李瑞眉頭一皺:“別人都是有女伴或者太太陪在旁邊,你不去,我一個人怎麼搞,別任性了。”
“你耳環呢?”李睿注意到她耳朵有些空,低頭看了一眼腕錶,沒再追問這些小事,“顧總他們快到了,我們趕緊過去,遲了就不好了。”
“那個小結巴有什麼好,不就是嫁給了顧清晝嗎,我偏不去!”
平時愛使小性子他就當增添情趣,但現在事關生意上的來往,李睿沒打算繼續縱容。
李瑞臉色不悅:“我再問最後一遍,你確定不去?”
白雅希冷哼:“你們愛上趕著熱臉貼冷屁股,不要帶上去。”
“行,宴會結束你自己回家吧,我公司還有事。”說完,李睿頭也不回的走了。
“你!”白雅希氣的跺腳,但拉不下面子服軟,頭發一甩,“我自己回去就自己回去。”
另一邊,黎念下車,挽著顧清晝的胳膊往宴會走。
黎念平時的工作很少會遇到需要穿高跟鞋的場合,平時穿衣服也是怎麼舒服怎麼來,幾乎沒怎麼穿過腳跟鞋,更不用說腳下這雙八厘米的細跟。

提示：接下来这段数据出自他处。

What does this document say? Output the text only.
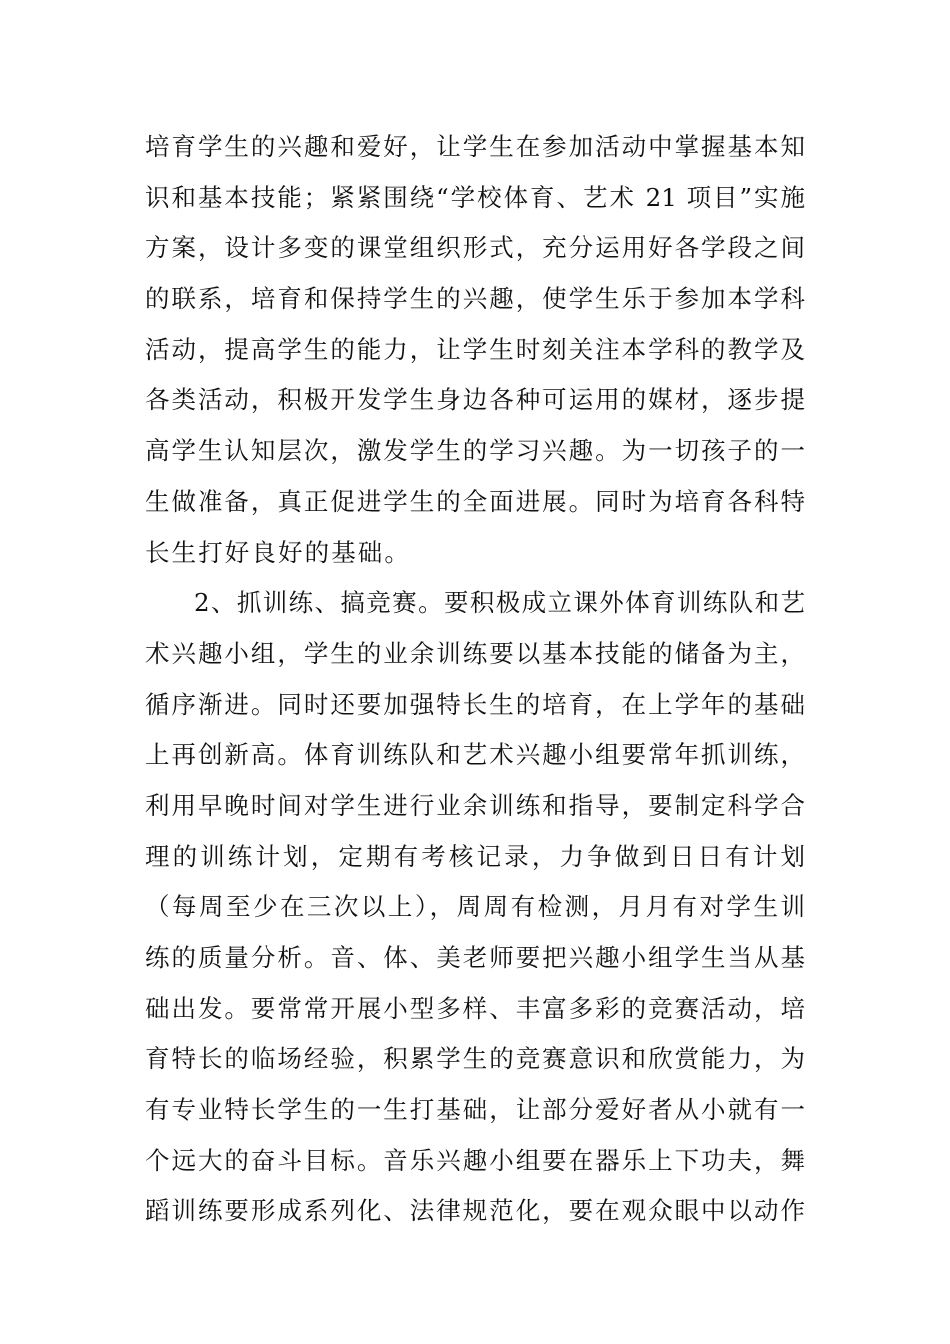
培育学生的兴趣和爱好，让学生在参加活动中掌握基本知
识和基本技能；紧紧围绕“学校体育、艺术 21 项目”实施
方案，设计多变的课堂组织形式，充分运用好各学段之间
的联系，培育和保持学生的兴趣，使学生乐于参加本学科
活动，提高学生的能力，让学生时刻关注本学科的教学及
各类活动，积极开发学生身边各种可运用的媒材，逐步提
高学生认知层次，激发学生的学习兴趣。为一切孩子的一
生做准备，真正促进学生的全面进展。同时为培育各科特
长生打好良好的基础。
2、抓训练、搞竞赛。要积极成立课外体育训练队和艺
术兴趣小组，学生的业余训练要以基本技能的储备为主，
循序渐进。同时还要加强特长生的培育，在上学年的基础
上再创新高。体育训练队和艺术兴趣小组要常年抓训练，
利用早晚时间对学生进行业余训练和指导，要制定科学合
理的训练计划，定期有考核记录，力争做到日日有计划
（每周至少在三次以上），周周有检测，月月有对学生训
练的质量分析。音、体、美老师要把兴趣小组学生当从基
础出发。要常常开展小型多样、丰富多彩的竞赛活动，培
育特长的临场经验，积累学生的竞赛意识和欣赏能力，为
有专业特长学生的一生打基础，让部分爱好者从小就有一
个远大的奋斗目标。音乐兴趣小组要在器乐上下功夫，舞
蹈训练要形成系列化、法律规范化，要在观众眼中以动作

穿過一段很長很長的華麗走廊,終於走到宴會廳正門,黎念前腳掌痛得實在走不動路。
她看了一眼和顧家長輩講話的顧清晝,靜悄悄地抽出胳膊,走到角落的一個不起眼位置,正要坐下休息幾秒。
顧清晝餘光一直注意著身邊的動靜,停下交談,走了過去。
他視線落在她鞋上:“腳不舒服?”
沒等黎念開口,面前高大的男人屈膝半蹲下來,微微低頭,伸手握住她的腳踝。
高跟鞋被冷不丁的脫下來,白嫩的腳趾頭不自在的動了動。
“…不要碰。”
整隻腳被握在手心,癢癢的,她下意識往回縮了一下,紅著臉小聲說。
“髒…”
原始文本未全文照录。